Fue a ver a Calígula al día siguiente. Como si hubiera olvidado que la había estado esquivando durante varias semanas, éste se mostró encantado por la visita.

– Es preciso que conozcas a Incitatus. Te va a gustar mucho. Te llevaré a las caballerizas de los Verdes.

Pese a que se había propuesto mantener la calma, ella estaba con los nervios a flor de piel y al oír aquella proposición, se deshizo en sollozos.

– ¿Cómo pudiste ordenar la muerte de Gemelo? -logró articular por fin-. ¡Qué horror, Cayo, qué horror!

Estupefacta, se percató de que a él se le habían humedecido los ojos.

– Sí, es verdad. ¡Lo maté para castigar a la gorda de su hermana! «¿Es culpa nuestra si tu Drusila te ha dejado plantado?» Eso dijo, ¿te das cuenta? Yo sabía que la muerte de su hermano sería para ella el peor de los castigos.
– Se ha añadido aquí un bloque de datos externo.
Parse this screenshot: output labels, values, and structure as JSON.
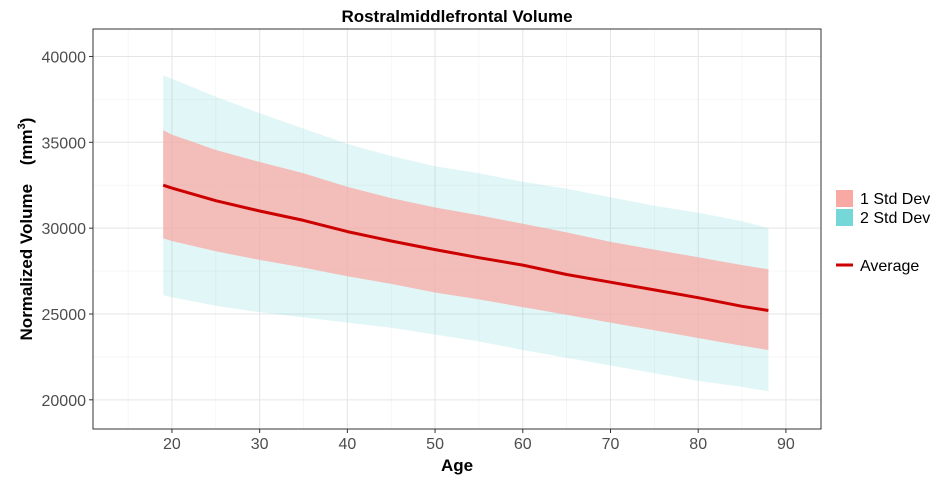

Pero el imbécil del centurión no comprendió nada. ¡Ella lo provocó y la degolló, el muy cretino! -Las palabras brotaban de su boca a borbotones, como el vino de un odre agujereado-. Y Gemelo que me insultó en público: «¡Pero Cayo, no puedes quitarle a su mujer!» ¡En público, Enia, en público! ¿Qué le importaba a él que yo me acostara con Livia Orestila o con otra? ¡Ah, la virtuosa joven novia! ¡Si la hubieras visto detrás de la colgadura, pedía aún más! ¡A continuación, solicitó un puesto para su marido! ¡Todas unas putas! Tiberio tenía razón: ¡el mundo está podrido, Enia, el mundo está podrido! ¡Y Drusila ya no me quiere!